Introduction

Current treatment guideline of ITP recommends corticosteroid as the first line treatment when patient has active bleeding or less than 30 × 109/L of platelet, because of side effect and cost issues. Since the first case report by Gasbarrini et al., several investigators have reported that secondary immune thrombocytopenia (ITP) can occur in patients with Helicobacter pylori (H. pylori) infection [6, 9]. Eradication of H. pylori has been shown to improve thrombocytopenia [4, 6]. In one systematic review of 696 patients with H. pylori infection, overall response (platelet count ≥ 30 × 109/L and at least a doubling of the base line count) after H. pylori eradication was 50.3 % [14]. Under these results, ASH 2011 guidelines for ITP recommended that eradication therapy could be administered in adult patients who have H. pylori infection (grade 1b) [2]. ASH 2011 guidelines also recommended that the eradication treatment for newly diagnosed patients with a platelet count < 30 × 109/L. There are some practical needs for elevating platelet counts in moderate ITP patients if the treatment is effective. We hypothesized that minimal risk treatment would be beneficial for moderate ITP patients. To the best of our knowledge, there was no prospective study that has evaluated the efficacy of H. pylori eradication for ITP patients with moderate thrombocytopenia and positive H. pylori. In Korea, the prevalence of H. pylori was reported to be as high as 60–65 % in general adult population. The response rate to first line triple regimen for H. pylori eradication was known to be 70–80 %. However, the price of medication is around 100 US dollars in Korea. With these circumstances, tolerable treatment like H. pylori eradication for ITP patients with platelet count ≥ 30 × 109/L is challengeable. Thus, we performed the prospective study to evaluate the efficacy of H. pylori eradication for the first line treatment of persistent or chronic ITP patients with moderate thrombocytopenia (ClinicalTrials.gov: NCT01255332; COSAH-023).

Patients and methods

Study design

This was a multi-center, open label, prospective phase II study to define the efficacy and toxicities of H. pylori eradication as the first line treatment for persistent or chronic ITP patients with moderate thrombocytopenia. The primary end point was an overall response rate (ORR) at 3 months after treatment.
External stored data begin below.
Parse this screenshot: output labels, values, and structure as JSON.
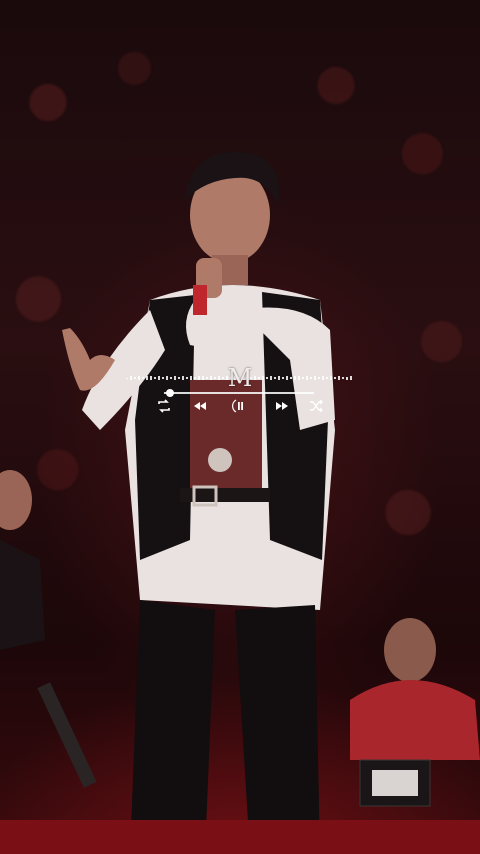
{
  "player": {
    "logo_letter": "M",
    "progress": 0.04,
    "controls": [
      {
        "name": "repeat-icon"
      },
      {
        "name": "previous-icon"
      },
      {
        "name": "pause-icon"
      },
      {
        "name": "next-icon"
      },
      {
        "name": "shuffle-icon"
      }
    ]
  },
  "colors": {
    "overlay_white": "#ffffff",
    "background_red": "#3a0a0d"
  }
}
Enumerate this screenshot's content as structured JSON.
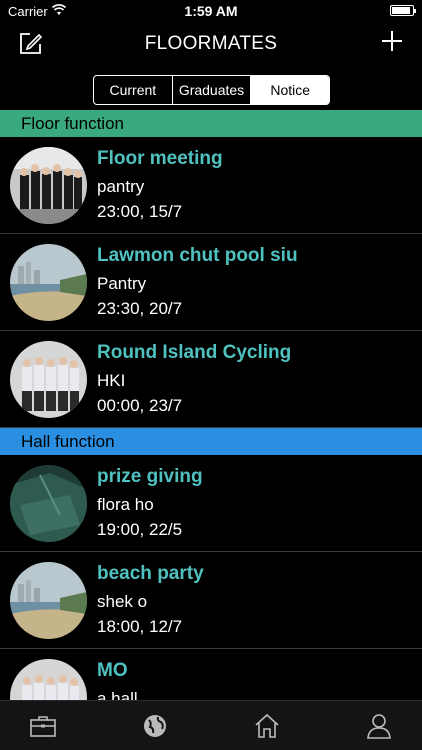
{
  "status_bar": {
    "carrier": "Carrier",
    "time": "1:59 AM"
  },
  "nav": {
    "title": "FLOORMATES",
    "left_icon": "compose-icon",
    "right_icon": "plus-icon"
  },
  "segments": [
    {
      "label": "Current",
      "selected": false
    },
    {
      "label": "Graduates",
      "selected": false
    },
    {
      "label": "Notice",
      "selected": true
    }
  ],
  "sections": [
    {
      "title": "Floor function",
      "color": "#3aa97e",
      "items": [
        {
          "name": "Floor meeting",
          "place": "pantry",
          "when": "23:00, 15/7",
          "avatar": "group-photo"
        },
        {
          "name": "Lawmon chut pool siu",
          "place": "Pantry",
          "when": "23:30, 20/7",
          "avatar": "beach-photo"
        },
        {
          "name": "Round Island Cycling",
          "place": "HKI",
          "when": "00:00, 23/7",
          "avatar": "group-photo"
        }
      ]
    },
    {
      "title": "Hall function",
      "color": "#2a8fe0",
      "items": [
        {
          "name": "prize giving",
          "place": "flora ho",
          "when": "19:00, 22/5",
          "avatar": "green-photo"
        },
        {
          "name": "beach party",
          "place": "shek o",
          "when": "18:00, 12/7",
          "avatar": "beach-photo"
        },
        {
          "name": "MO",
          "place": "a hall",
          "when": "",
          "avatar": "group-photo"
        }
      ]
    }
  ],
  "tab_bar": {
    "tabs": [
      "briefcase-icon",
      "globe-icon",
      "home-icon",
      "person-icon"
    ]
  }
}
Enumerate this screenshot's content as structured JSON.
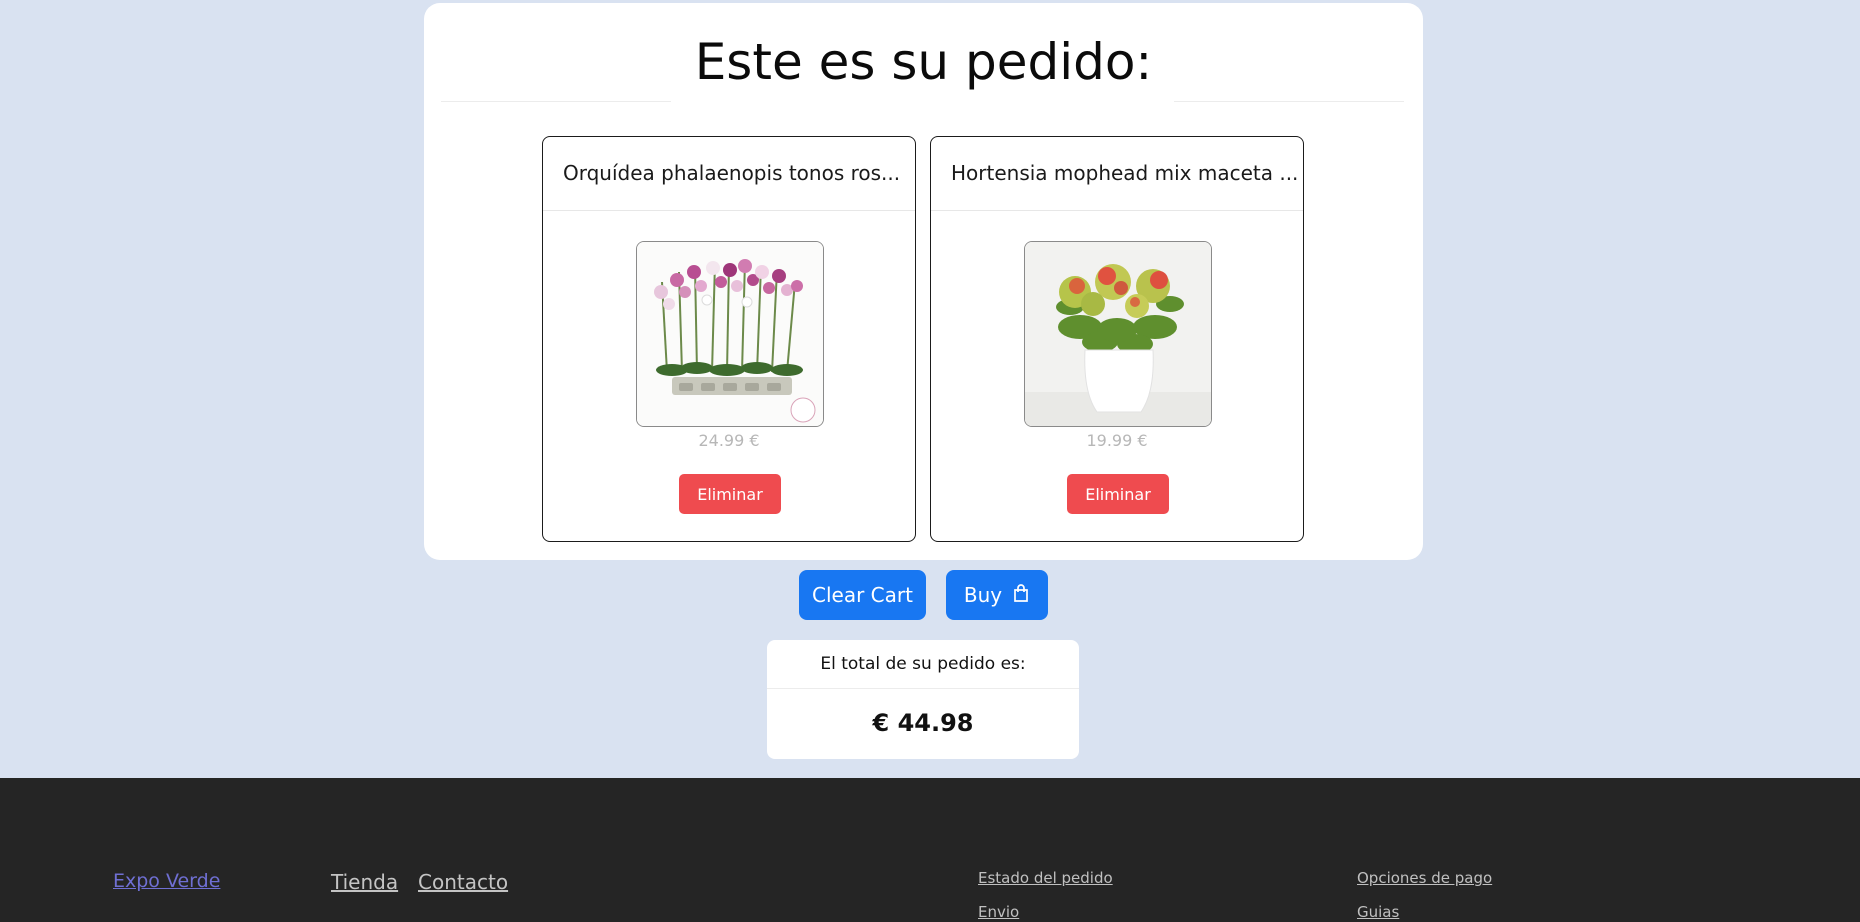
{
  "page": {
    "title": "Este es su pedido:"
  },
  "products": [
    {
      "name": "Orquídea phalaenopis tonos ros...",
      "price": "24.99 €",
      "remove_label": "Eliminar",
      "image": "orchid-plant-image"
    },
    {
      "name": "Hortensia mophead mix maceta ...",
      "price": "19.99 €",
      "remove_label": "Eliminar",
      "image": "hydrangea-plant-image"
    }
  ],
  "actions": {
    "clear_label": "Clear Cart",
    "buy_label": "Buy",
    "buy_icon": "shopping-bag-icon"
  },
  "total": {
    "label": "El total de su pedido es:",
    "value": "€ 44.98"
  },
  "footer": {
    "brand": "Expo Verde",
    "nav": [
      "Tienda",
      "Contacto"
    ],
    "column1": [
      "Estado del pedido",
      "Envio"
    ],
    "column2": [
      "Opciones de pago",
      "Guias"
    ]
  },
  "colors": {
    "background": "#d9e2f1",
    "primary": "#1877f2",
    "danger": "#ef4b4f",
    "footer": "#252525"
  }
}
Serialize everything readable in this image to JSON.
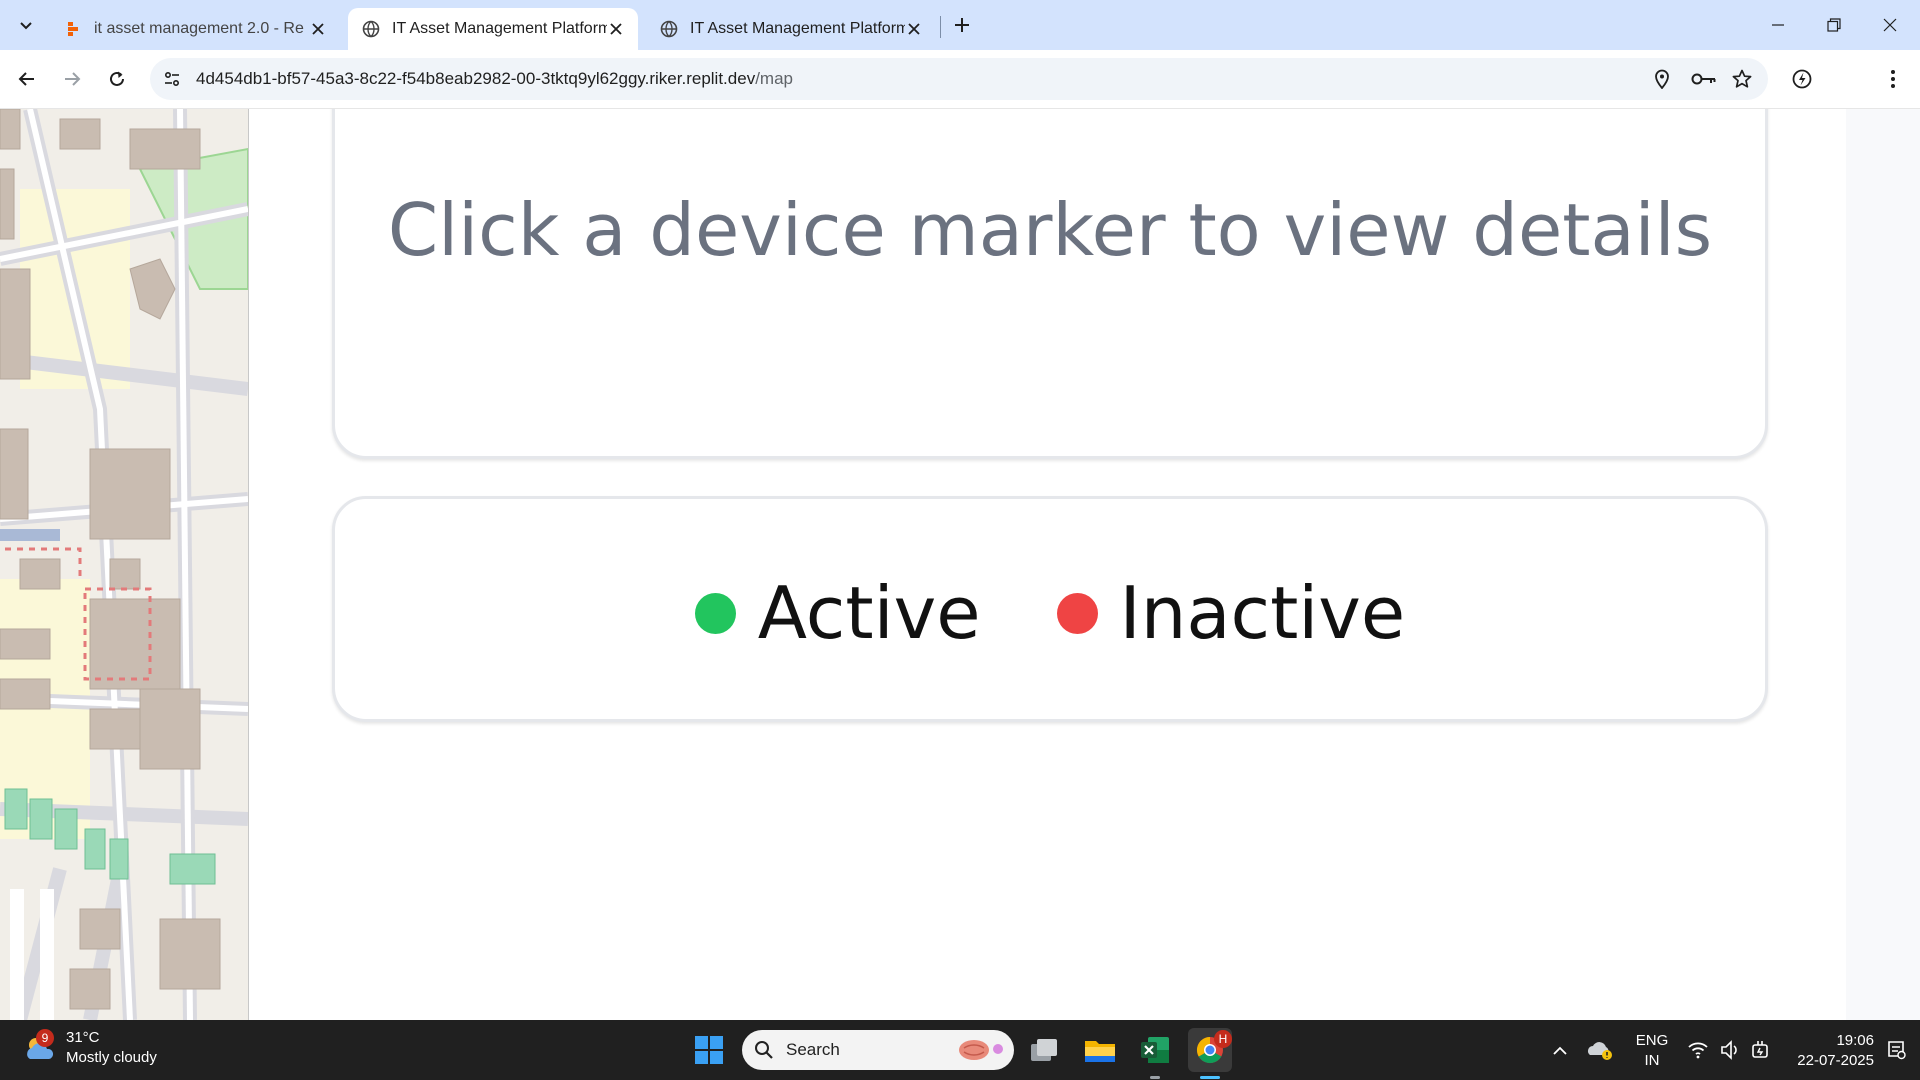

This study was approved by each participating institutional review board and ethic committee. All procedures were in accordance with the Helsinki Declaration. Informed consent was obtained from all patients for being included in the study.

Patients

Inclusion criteria were 20–60 years old persistent or chronic ITP patients defined by international working group [13]; 30 × 109/L ≤ platelet count ≤ 70 × 109/L; positive C13-urea breath test (UBT); no previous ITP treatment; no previous H. pylori eradication treatment; and patients with informed consents indicating that they were aware of the investigational nature of the study according to the policy of the hospital. Exclusion criteria were patients who had any cause of thrombocytopenia such as HIV, HCV infection, lymphoproliferative disease, liver disease, definite SLE, drug, MDS, and leukemia; uncontrolled hypothyroidism or hyperthyroidism; acute active bleeding or infection; patients who were taking anti-coagulant or aspirin; patients with penicillin allergy or side effects of macrolide; patients who were taking mizolastine, terfenadien, cisapride, pimozide, astemizole, ergot alkaloid and its derivatives (ergotamine and dihydroergotamine), bepridil, or atazanavir; patients who had known allergy or severe side effect on study drugs; pregnant or lactating women; and clinically relevant hepatic or renal disease (creatinine clearance ≤ 30 mL/min). We assessed the severity of hemorrhagic symptoms at the time of study enrollment with clinical hemorrhage scoring system (HSS) [7].

Treatment and evaluation

All patients were assigned to take study medication for a week. The study medication consisted of lansoprazole 30 mg, amoxicillin 1000 mg, and clarithromycin 500 mg orally twice daily. Eradication of H. pylori was evaluated at eighth week after treatment by UBT. Platelet counts were monitored at 2 weeks after treatment. After that, platelet counts were monitored every month for a year.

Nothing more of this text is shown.